Will there now be more wacky but true-life entrepreneur movies? If there is one thing Hollywood loves even more than its own silly lefty opinions, it is money.

Sunday
There are a lot of big shiny 1940s-era aircraft zooming across our cinema screens at the moment. Yeh! We have had Sky Captain and the World of Tomorrow, we are due to get the remake of The Flight of Phoenix, based on the wonderful old movie starring James Stewart, and I have just returned from watching The Aviator, starring Leonardo Di Caprio as mogul, test pilot and eccentric, Howard Hughes. It is a fine film, and makes a number of important points about the man himself, the nature of doing business in America in the mid-20th Century and the evolution of modern air travel.
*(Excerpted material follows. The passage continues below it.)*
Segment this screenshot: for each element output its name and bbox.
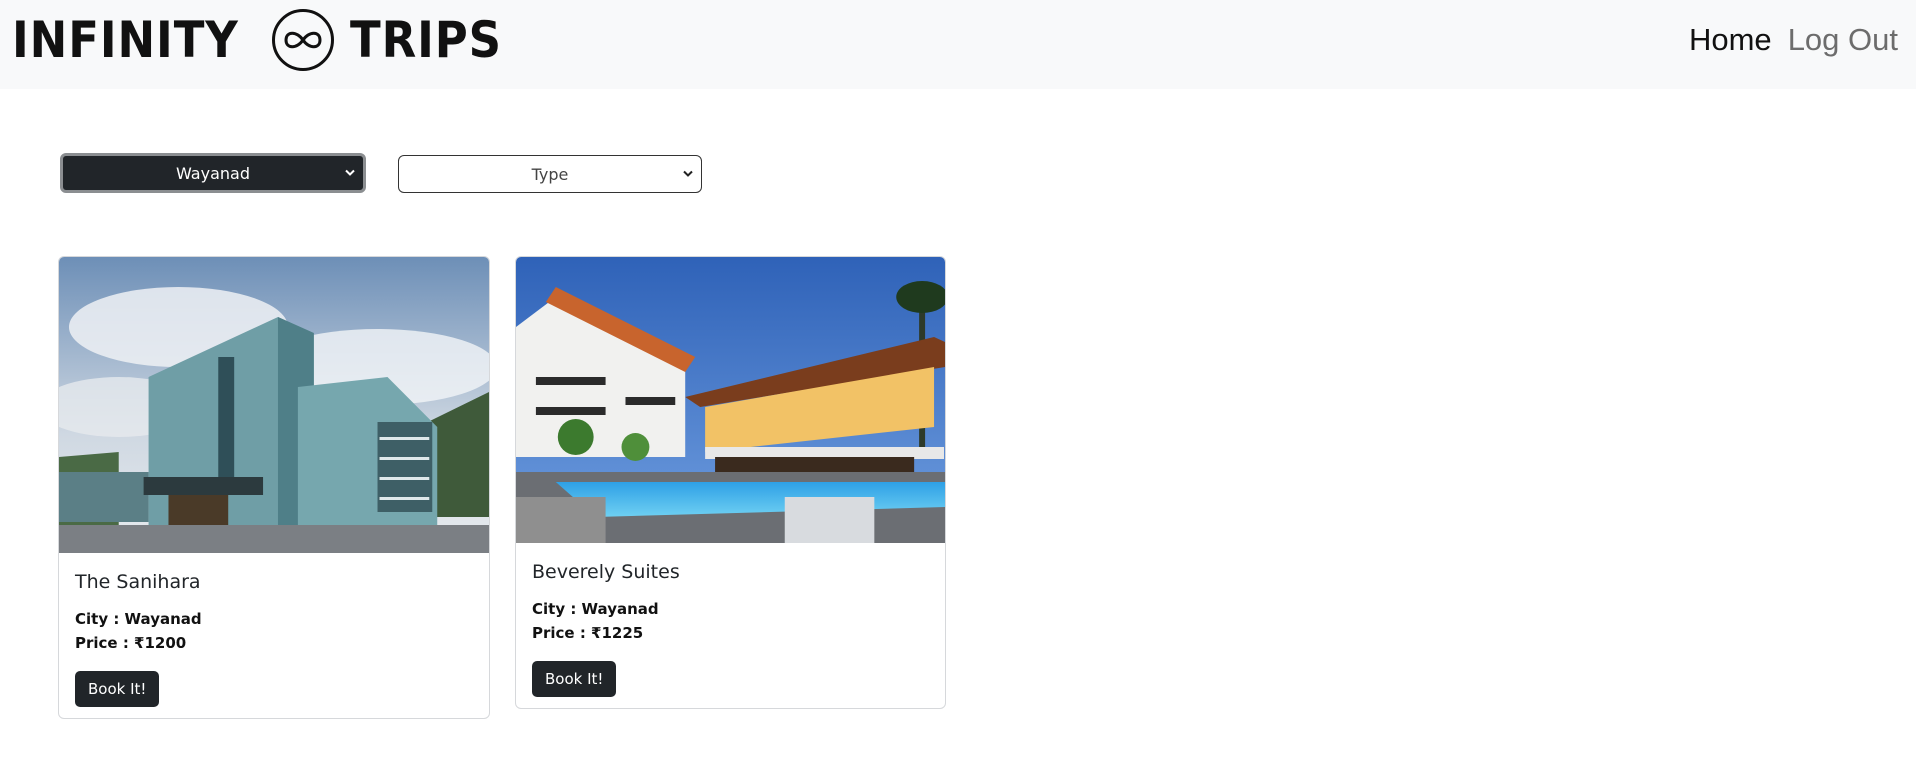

The story is quite well known of how a rich young oil family son becomes a major player in the aviation industry, challenges rivals like PanAm, produces smash-hit movies, before descending into madness and solitude. Director Martin Scorcese has long been fascinated with Hughes' tale and gets DiCaprio to convey the mixture of driving ambition, brilliant engineering skills, bravery and craziness. Hughes could be seen, from one vantage point as an almost Randian-style business hero, challenging rivals like PanAm, whose boss was played with appropriate menacing charm by Alec Baldwin.
There are two great scenes which get the pro-enterprise, unpretentious side of Hughes across. He drives with his then girlfriend, Katherine Hepburn, excellently played by Cate Blanchett, to see Hepburn's family. At lunch, Hepburn's mother, instantly declares to Hughes that "we are all socialists here", and "I do hope you are not a Republican", and Hughes, bless him, looking around the vast mansion and its grounds, is too dumbstruck at these comments to make a fast and smart reply. Recovering his composure, later Hughes tells the preening Hepburns that his favourite reading is technical engineering reports on planes, which of course has the welcome effect of shutting the ghastly Hepburns up.
In a later scene, set in 1947 when Hughes is fighting for the future of his airline TWA against the monopolistic ambitions PanAm in cahoots with the U.S. Senate, Hughes makes a number of fine points about competition and business risk-taking that almost got me cheering in the stalls. Hughes wins his battle and PanAm is forced to concede.
Hughes was a troubled man and spent the last two decades of his life in circumstances so lonely and depressed that it of course will colour one's view of his life in the round. But I came away from the film feeling a certain admiration for Hughes in how he was willing to challenge the status quo. Long after people have forgotten corrupt U.S. senators and complacent airline bosses, they will remember the man who built and flew some amazing planes. I also cannot help but wonder whether people will think something similar in future about our contemporary airline boss and daredevil man of action, Britain's own Richard Branson. We shall see.